I am dedicated to getting the word out that there is much abuse going on behind a wall of secrecy and threats. Sexual abuse is never about sex. It's about control. There are positive ways that perpetrators can use to being whole and healed themselves. It begins with them doing their own soul-searching to see what lies at the root of their abusing others. Below their anger, there is pain - pain that is buried. It is pain that needs to be brought to the surface where it can be resolved and perpetrators can become whole and high-level functioning individuals. 

If you know someone who has been abused, or if you know someone who is a perpetrator, encourage them to seek counseling. I also am available and may be reached at: puggie37@yahoo.com.


















Monday, October 4, 2010

14 and Abused by a Person in a Trusting Position and Authority

I received a phone call last night from my daughter and grandson. A friend of his at school had confided in him that she had been abused a year ago by a leader in her church. She was 14 at the time. Immediately, the tears came because I was the same age when I also was abused by my seminary teacher. I could relate too well to the feelings she might be experiencing. I asked a lot of questions so I could get a feeling for where she was coming from. My daughter told her about my book, and she was interested in reading it. Their family copy was with one of the older children while he reads it. I told my daughter I'd be happy to give the girl a book.
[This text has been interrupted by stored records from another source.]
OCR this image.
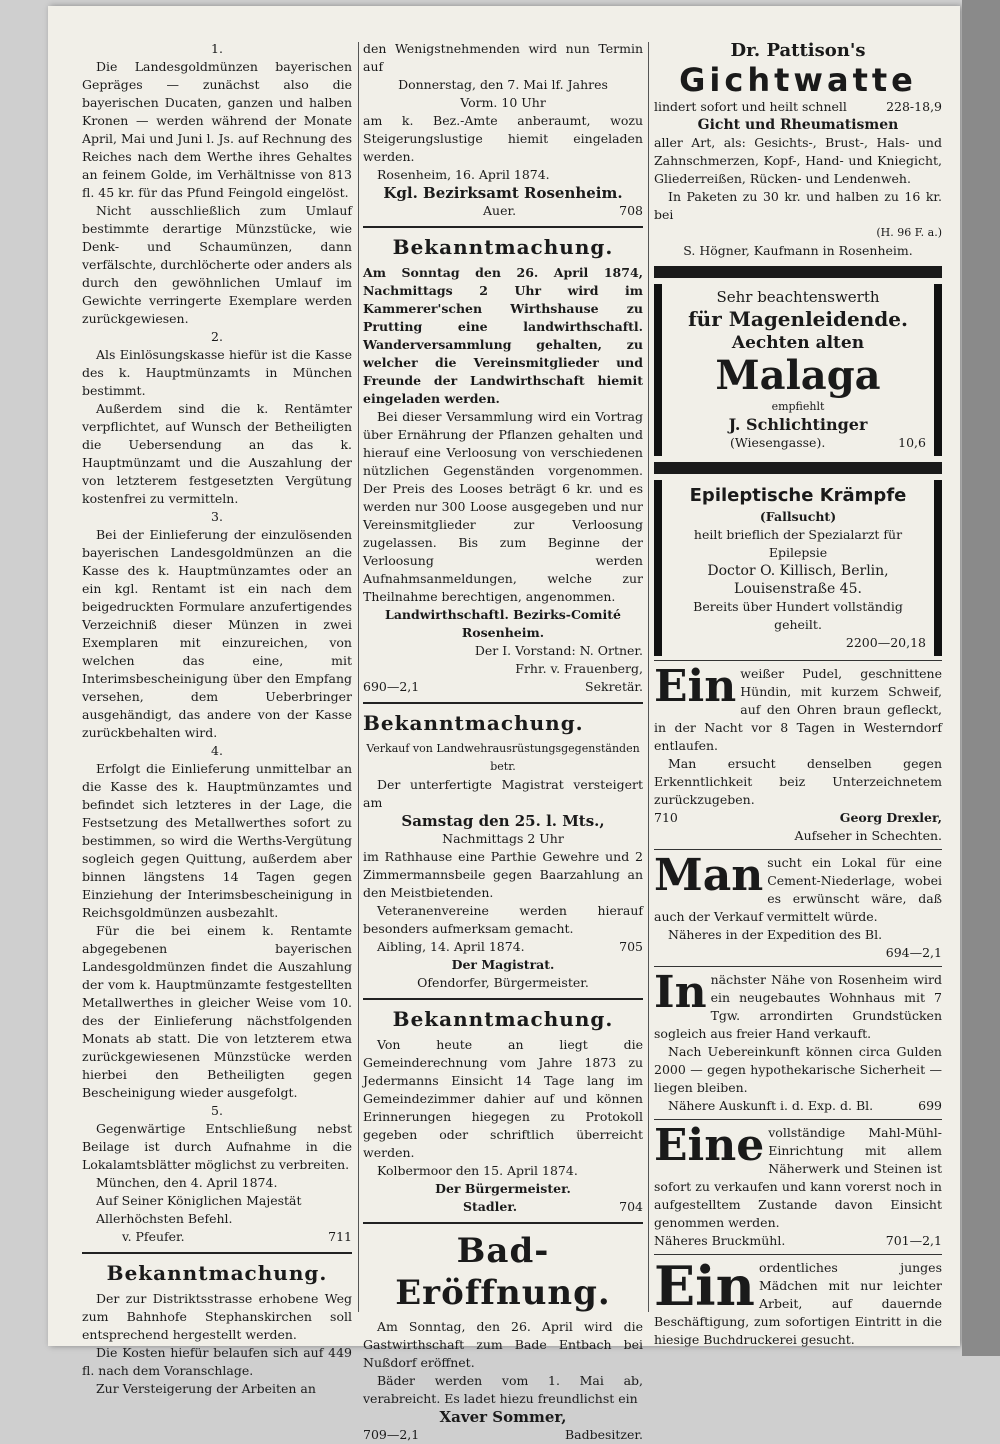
1.

Die Landesgoldmünzen bayerischen Gepräges — zunächst also die bayerischen Ducaten, ganzen und halben Kronen — werden während der Monate April, Mai und Juni l. Js. auf Rechnung des Reiches nach dem Werthe ihres Gehaltes an feinem Golde, im Verhältnisse von 813 fl. 45 kr. für das Pfund Feingold eingelöst.

Nicht ausschließlich zum Umlauf bestimmte derartige Münzstücke, wie Denk- und Schaumünzen, dann verfälschte, durchlöcherte oder anders als durch den gewöhnlichen Umlauf im Gewichte verringerte Exemplare werden zurückgewiesen.

2.

Als Einlösungskasse hiefür ist die Kasse des k. Hauptmünzamts in München bestimmt.

Außerdem sind die k. Rentämter verpflichtet, auf Wunsch der Betheiligten die Uebersendung an das k. Hauptmünzamt und die Auszahlung der von letzterem festgesetzten Vergütung kostenfrei zu vermitteln.

3.

Bei der Einlieferung der einzulösenden bayerischen Landesgoldmünzen an die Kasse des k. Hauptmünzamtes oder an ein kgl. Rentamt ist ein nach dem beigedruckten Formulare anzufertigendes Verzeichniß dieser Münzen in zwei Exemplaren mit einzureichen, von welchen das eine, mit Interimsbescheinigung über den Empfang versehen, dem Ueberbringer ausgehändigt, das andere von der Kasse zurückbehalten wird.

4.

Erfolgt die Einlieferung unmittelbar an die Kasse des k. Hauptmünzamtes und befindet sich letzteres in der Lage, die Festsetzung des Metallwerthes sofort zu bestimmen, so wird die Werths-Vergütung sogleich gegen Quittung, außerdem aber binnen längstens 14 Tagen gegen Einziehung der Interimsbescheinigung in Reichsgoldmünzen ausbezahlt.

Für die bei einem k. Rentamte abgegebenen bayerischen Landesgoldmünzen findet die Auszahlung der vom k. Hauptmünzamte festgestellten Metallwerthes in gleicher Weise vom 10. des der Einlieferung nächstfolgenden Monats ab statt. Die von letzterem etwa zurückgewiesenen Münzstücke werden hierbei den Betheiligten gegen Bescheinigung wieder ausgefolgt.

5.

Gegenwärtige Entschließung nebst Beilage ist durch Aufnahme in die Lokalamtsblätter möglichst zu verbreiten.

München, den 4. April 1874.

Auf Seiner Königlichen Majestät

Allerhöchsten Befehl.

v. Pfeufer.	711

Bekanntmachung.

Der zur Distriktsstrasse erhobene Weg zum Bahnhofe Stephanskirchen soll entsprechend hergestellt werden.

Die Kosten hiefür belaufen sich auf 449 fl. nach dem Voranschlage.

Zur Versteigerung der Arbeiten an

den Wenigstnehmenden wird nun Termin auf

Donnerstag, den 7. Mai lf. Jahres

Vorm. 10 Uhr

am k. Bez.-Amte anberaumt, wozu Steigerungslustige hiemit eingeladen werden.

Rosenheim, 16. April 1874.

Kgl. Bezirksamt Rosenheim.

Auer.	708

Bekanntmachung.

Am Sonntag den 26. April 1874, Nachmittags 2 Uhr wird im Kammerer'schen Wirthshause zu Prutting eine landwirthschaftl. Wanderversammlung gehalten, zu welcher die Vereinsmitglieder und Freunde der Landwirthschaft hiemit eingeladen werden.

Bei dieser Versammlung wird ein Vortrag über Ernährung der Pflanzen gehalten und hierauf eine Verloosung von verschiedenen nützlichen Gegenständen vorgenommen. Der Preis des Looses beträgt 6 kr. und es werden nur 300 Loose ausgegeben und nur Vereinsmitglieder zur Verloosung zugelassen. Bis zum Beginne der Verloosung werden Aufnahmsanmeldungen, welche zur Theilnahme berechtigen, angenommen.

Landwirthschaftl. Bezirks-Comité Rosenheim.

Der I. Vorstand: N. Ortner.

Frhr. v. Frauenberg,

690—2,1	Sekretär.

Bekanntmachung.

Verkauf von Landwehrausrüstungsgegenständen betr.

Der unterfertigte Magistrat versteigert am

Samstag den 25. l. Mts.,

Nachmittags 2 Uhr

im Rathhause eine Parthie Gewehre und 2 Zimmermannsbeile gegen Baarzahlung an den Meistbietenden.

Veteranenvereine werden hierauf besonders aufmerksam gemacht.

Aibling, 14. April 1874.	705

Der Magistrat.

Ofendorfer, Bürgermeister.

Bekanntmachung.

Von heute an liegt die Gemeinderechnung vom Jahre 1873 zu Jedermanns Einsicht 14 Tage lang im Gemeindezimmer dahier auf und können Erinnerungen hiegegen zu Protokoll gegeben oder schriftlich überreicht werden.

Kolbermoor den 15. April 1874.

Der Bürgermeister.

Stadler.	704

Bad-Eröffnung.

Am Sonntag, den 26. April wird die Gastwirthschaft zum Bade Entbach bei Nußdorf eröffnet.

Bäder werden vom 1. Mai ab, verabreicht. Es ladet hiezu freundlichst ein

Xaver Sommer,

709—2,1	Badbesitzer.

Dr. Pattison's

Gichtwatte

lindert sofort und heilt schnell	228-18,9

Gicht und Rheumatismen

aller Art, als: Gesichts-, Brust-, Hals- und Zahnschmerzen, Kopf-, Hand- und Kniegicht, Gliederreißen, Rücken- und Lendenweh.

In Paketen zu 30 kr. und halben zu 16 kr. bei

(H. 96 F. a.)

S. Högner, Kaufmann in Rosenheim.

Sehr beachtenswerth

für Magenleidende.

Aechten alten

Malaga

empfiehlt

J. Schlichtinger

(Wiesengasse).	10,6

Epileptische Krämpfe

(Fallsucht)

heilt brieflich der Spezialarzt für Epilepsie

Doctor O. Killisch, Berlin,

Louisenstraße 45.

Bereits über Hundert vollständig geheilt.

2200—20,18

Ein weißer Pudel, geschnittene Hündin, mit kurzem Schweif, auf den Ohren braun gefleckt, in der Nacht vor 8 Tagen in Westerndorf entlaufen.

Man ersucht denselben gegen Erkenntlichkeit beiz Unterzeichnetem zurückzugeben.

710	Georg Drexler,

Aufseher in Schechten.

Man sucht ein Lokal für eine Cement-Niederlage, wobei es erwünscht wäre, daß auch der Verkauf vermittelt würde.

Näheres in der Expedition des Bl.

694—2,1

In nächster Nähe von Rosenheim wird ein neugebautes Wohnhaus mit 7 Tgw. arrondirten Grundstücken sogleich aus freier Hand verkauft.

Nach Uebereinkunft können circa Gulden 2000 — gegen hypothekarische Sicherheit — liegen bleiben.

Nähere Auskunft i. d. Exp. d. Bl.	699

Eine vollständige Mahl-Mühl-Einrichtung mit allem Näherwerk und Steinen ist sofort zu verkaufen und kann vorerst noch in aufgestelltem Zustande davon Einsicht genommen werden.

Näheres Bruckmühl.	701—2,1

Ein ordentliches junges Mädchen mit nur leichter Arbeit, auf dauernde Beschäftigung, zum sofortigen Eintritt in die hiesige Buchdruckerei gesucht.
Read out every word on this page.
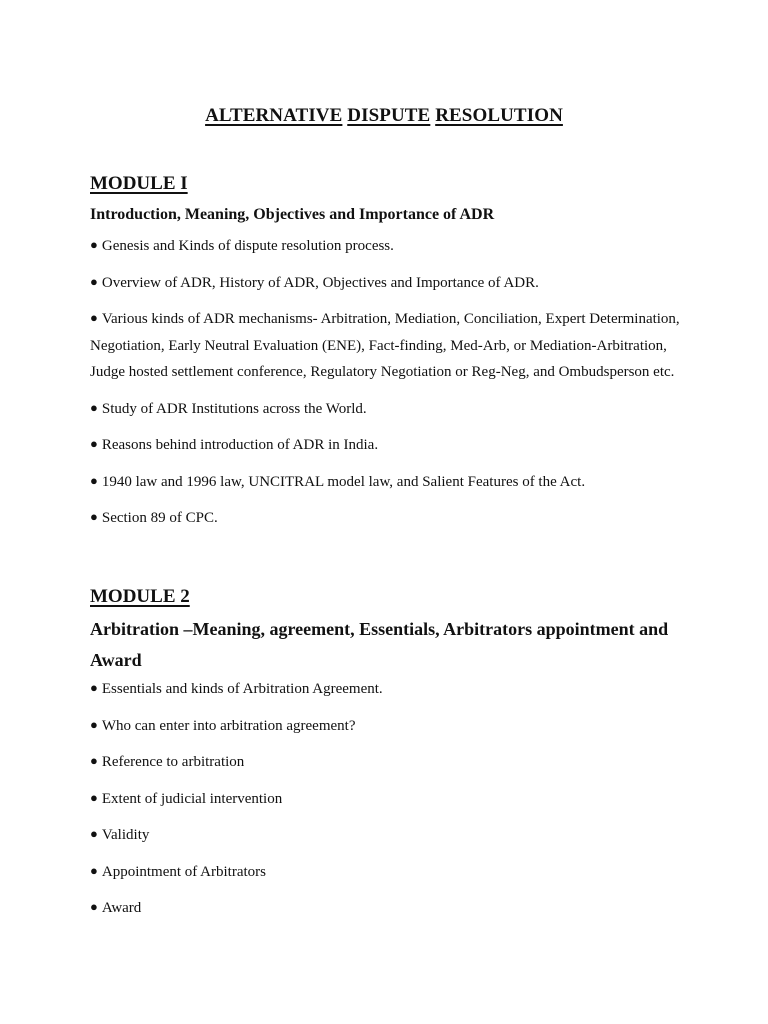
ALTERNATIVE DISPUTE RESOLUTION
MODULE I
Introduction, Meaning, Objectives and Importance of ADR
● Genesis and Kinds of dispute resolution process.
● Overview of ADR, History of ADR, Objectives and Importance of ADR.
● Various kinds of ADR mechanisms- Arbitration, Mediation, Conciliation, Expert Determination, Negotiation, Early Neutral Evaluation (ENE), Fact-finding, Med-Arb, or Mediation-Arbitration, Judge hosted settlement conference, Regulatory Negotiation or Reg-Neg, and Ombudsperson etc.
● Study of ADR Institutions across the World.
● Reasons behind introduction of ADR in India.
● 1940 law and 1996 law, UNCITRAL model law, and Salient Features of the Act.
● Section 89 of CPC.
MODULE 2
Arbitration –Meaning, agreement, Essentials, Arbitrators appointment and Award
● Essentials and kinds of Arbitration Agreement.
● Who can enter into arbitration agreement?
● Reference to arbitration
● Extent of judicial intervention
● Validity
● Appointment of Arbitrators
● Award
I spoke with my grandson at length because I didn't want him to feel like he needed to try to fix things for her. I assured him that this deserved professional counseling which she is supposedly receiving. I told him he must have a special relationship with her for her to reveal such inner feelings to him. I would think the first place she would go would be to a girl friend. To confide in a boy, to me, means she has a lot of confidence in my grandson. He is a sweetheart, but I'm also concerned about him. I don't want to see him get involved in a relationship that could create close feelings based on rescuing rather than friendship. That can and does happen too frequently.

I'm also concerned about her relationship with her parents. Are they supportive of her? I hope so. She certainly doesn't need to be receiving any judgments at this fragile time in her life. It seems like everywhere I turn, I hear about more and more abuse. The good news is that she is not keeping it secret which only serves to protect the perpetrator. I asked about the 30-year-old man who did the abusing. Was there any civil action being taken, and thank goodness there is. I asked about church actions but no one knew the answer.

This has been on my mind all day. My book is a bit heavy for a 15-year-old, so I told my daughter to advise her not to read it from beginning to end. The first two chapters are more in story-line. And the counseling years might prove valuable for her. The rest, she could just thumb through and stop wherever her heart tells her. I'm sure there is much there that will assist her. I just don't want her to get too much too soon. It might also be good for her parents to read the book and the leaders in her church.

I just feel so sad that another soul has to deal with such trauma. And it is traumatic! It may well affect every aspect of her life for who knows how long - maybe for her entire lifetime. And all because someone thought he had the right and he couldn't control his own urges. I watch Law and Order Criminal Intent - Special Victims Unit because it's usually about sexual abuse. I don't think we even begin to know the horrors of what happens out there on a daily basis. I so much want this to stop, and I desire to be there for those who have gone through such heinous experiences. Fourteen is much, much too young to be experiencing such things. A fourteen-year-old just doesn't have the social skills and knowledge to know what impact this can have on her life. But a thirty-year-old definitely does, and he deserves to pay for ruining this young girl's life.